26/6/2006
O brasileiro deverá contentar-se por mais dois anos, pelo menos, com
uma inflação maior que a das outras economias emergentes. O governo
deve manter em 4,5% a meta de inflação para 2008, repetindo o alvo
fixado para este ano e para o próximo. Essa é a tendência revelada em
Brasília por fontes da área econômica. O objetivo, segundo dizem, é
evitar nova alta dos juros, para não atrapalhar o crescimento da
economia. Há o risco de novas pressões inflacionárias em 2007,
argumentam. Além disso, já não se poderá dispor de um importante
fator de contenção de preços: a valorização do real em relação ao dólar.
A argumentação, à primeira vista, é bem fundada. Não vale a pena um
esforço extra para derrubar a inflação um pouco mais, se essa
política impuser um novo entrave à expansão da economia e do emprego.
O custo seria desproporcional ao benefício. Mas basta um pouco mais
de atenção aos fatos para se descartar esse raciocínio.
Para começar, a política monetária não é o único instrumento de
combate à inflação. As pressões inflacionárias teriam sido mais
suaves, nos últimos anos, se o governo houvesse controlado seus
gastos com maior seriedade. Como isso não ocorreu, a economia
brasileira sofreu dois arrochos, um causado pela alta dos juros
básicos, outro provocado pelo aumento da carga tributária.
É bom não esquecer esse detalhe: para se financiar, o governo disputa
o crédito com o setor privado e, além disso, consome quase 40% do
Produto Interno Bruto (PIB) sob a forma de impostos e contribuições.
A voracidade fiscal não vai diminuir nos próximos anos, porque nada
se está fazendo, em Brasília, para controlar os gastos do setor
público. Ocorre o contrário. Com bondades fiscais sem muito critério,
aumentos salariais para o funcionalismo e elevação de encargos para a
Previdência, as autoridades preparam maiores pressões sobre as contas
públicas. O resultado será sentido plenamente a partir de 2007.
Os dirigentes do BC, até agora, têm mostrado preocupação com
possíveis pressões originárias do exterior. Daí seu cuidado com a
redução dos juros, desde a última reunião do Comitê de Política
Monetária (Copom). Mas em breve terão de levar em conta, igualmente,
os efeitos prováveis da irresponsabilidade fiscal deste ano.

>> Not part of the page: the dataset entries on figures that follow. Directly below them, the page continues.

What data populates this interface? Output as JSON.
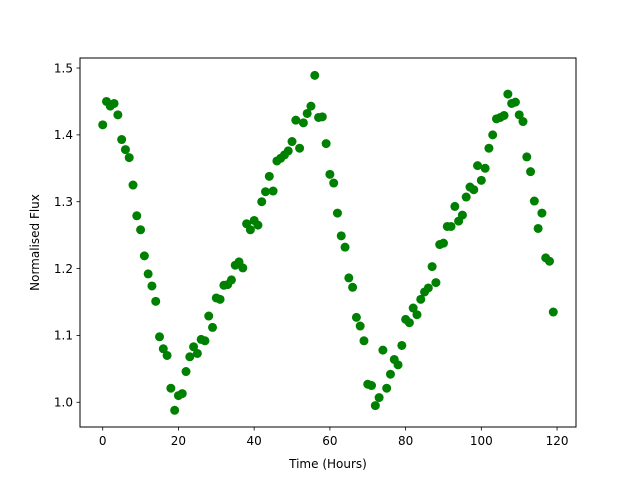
{
  "chart_data": {
    "type": "scatter",
    "title": "",
    "xlabel": "Time (Hours)",
    "ylabel": "Normalised Flux",
    "xlim": [
      -6,
      125
    ],
    "ylim": [
      0.963,
      1.515
    ],
    "xticks": [
      0,
      20,
      40,
      60,
      80,
      100,
      120
    ],
    "yticks": [
      1.0,
      1.1,
      1.2,
      1.3,
      1.4,
      1.5
    ],
    "xtick_labels": [
      "0",
      "20",
      "40",
      "60",
      "80",
      "100",
      "120"
    ],
    "ytick_labels": [
      "1.0",
      "1.1",
      "1.2",
      "1.3",
      "1.4",
      "1.5"
    ],
    "grid": false,
    "marker_color": "#008000",
    "series": [
      {
        "x": [
          0,
          1,
          2,
          3,
          4,
          5,
          6,
          7,
          8,
          9,
          10,
          11,
          12,
          13,
          14,
          15,
          16,
          17,
          18,
          19,
          20,
          21,
          22,
          23,
          24,
          25,
          26,
          27,
          28,
          29,
          30,
          31,
          32,
          33,
          34,
          35,
          36,
          37,
          38,
          39,
          40,
          41,
          42,
          43,
          44,
          45,
          46,
          47,
          48,
          49,
          50,
          51,
          52,
          53,
          54,
          55,
          56,
          57,
          58,
          59,
          60,
          61,
          62,
          63,
          64,
          65,
          66,
          67,
          68,
          69,
          70,
          71,
          72,
          73,
          74,
          75,
          76,
          77,
          78,
          79,
          80,
          81,
          82,
          83,
          84,
          85,
          86,
          87,
          88,
          89,
          90,
          91,
          92,
          93,
          94,
          95,
          96,
          97,
          98,
          99,
          100,
          101,
          102,
          103,
          104,
          105,
          106,
          107,
          108,
          109,
          110,
          111,
          112,
          113,
          114,
          115,
          116,
          117,
          118,
          119
        ],
        "y": [
          1.415,
          1.45,
          1.443,
          1.447,
          1.43,
          1.393,
          1.378,
          1.366,
          1.325,
          1.279,
          1.258,
          1.219,
          1.192,
          1.174,
          1.151,
          1.098,
          1.08,
          1.07,
          1.021,
          0.988,
          1.01,
          1.013,
          1.046,
          1.068,
          1.083,
          1.073,
          1.094,
          1.092,
          1.129,
          1.112,
          1.156,
          1.154,
          1.175,
          1.176,
          1.183,
          1.205,
          1.21,
          1.201,
          1.267,
          1.258,
          1.272,
          1.265,
          1.3,
          1.315,
          1.338,
          1.316,
          1.361,
          1.365,
          1.37,
          1.376,
          1.39,
          1.422,
          1.38,
          1.418,
          1.432,
          1.443,
          1.489,
          1.426,
          1.427,
          1.387,
          1.341,
          1.328,
          1.283,
          1.249,
          1.232,
          1.186,
          1.172,
          1.127,
          1.114,
          1.092,
          1.027,
          1.025,
          0.995,
          1.007,
          1.078,
          1.021,
          1.042,
          1.064,
          1.056,
          1.085,
          1.124,
          1.119,
          1.141,
          1.131,
          1.154,
          1.165,
          1.171,
          1.203,
          1.179,
          1.236,
          1.238,
          1.263,
          1.263,
          1.293,
          1.271,
          1.28,
          1.307,
          1.322,
          1.318,
          1.354,
          1.332,
          1.35,
          1.38,
          1.4,
          1.424,
          1.426,
          1.429,
          1.461,
          1.447,
          1.449,
          1.43,
          1.42,
          1.367,
          1.345,
          1.301,
          1.26,
          1.283,
          1.216,
          1.211,
          1.135
        ]
      }
    ]
  }
}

A presença de todos esses fatores de risco pode até justificar a
manutenção, para 2007, da meta de inflação de 4,5%, com tolerância de
2 pontos porcentuais. Mesmo esse objetivo, pouco ambicioso em termos
internacionais, pode ser considerado difícil de alcançar, neste
momento, em vista da insegurança internacional e dos custos fiscais
da eleição.
Pode-se admitir essa meta, com algum realismo, pelo menos como parte
da ressaca eleitoral. O País precisará de um ano para se
desintoxicar. Nesse caso, não valerá a pena um esforço maior para
derrubar a inflação um pouco mais.
Mas a meta de inflação para 2008 é algo muito diferente. Manter a
meta de 4,5% é anunciar ao Brasil e ao mundo uma política de
tolerância à alta de preços. Não há como justificar esse
afrouxamento, com dois anos de antecedência, quando nem sequer há
certeza quanto aos problemas no front internacional. Se houver graves
problemas externos, será possível ajustar a meta às novas condições.
Isso todos poderão compreender.
Neste momento, muito mais produtivo seria o governo apontar um avanço
da política antiinflacionária a partir de 2008. Isso reforçaria a sua
credibilidade, no caso de reeleição. Conservar a meta de 4,5% para
2008 equivalerá a anunciar uma política de maior leniência com a alta
de preços. Isso afetará as expectativas de empresários e
trabalhadores e o resultado, inevitavelmente, será uma dificuldade
maior para a contenção dos preços.
A maioria dos emergentes tem exibido preços mais estáveis que os do
Brasil. Muitos trabalham com metas de inflação mais severas. A África
do Sul adotou para este ano o intervalo de 3% a 6%, sem tolerância
além desses limites. México e Chile trabalham com meta de 3%, com 1
ponto porcentual de margem. O alvo da Tailândia é a faixa de zero a
3,5%. O da Colômbia, 4,5%, com 0,5 ponto de tolerância. Por que o
Brasil deve ser condenado a uma inflação maior? Só porque o governo
quer gastar sem controle?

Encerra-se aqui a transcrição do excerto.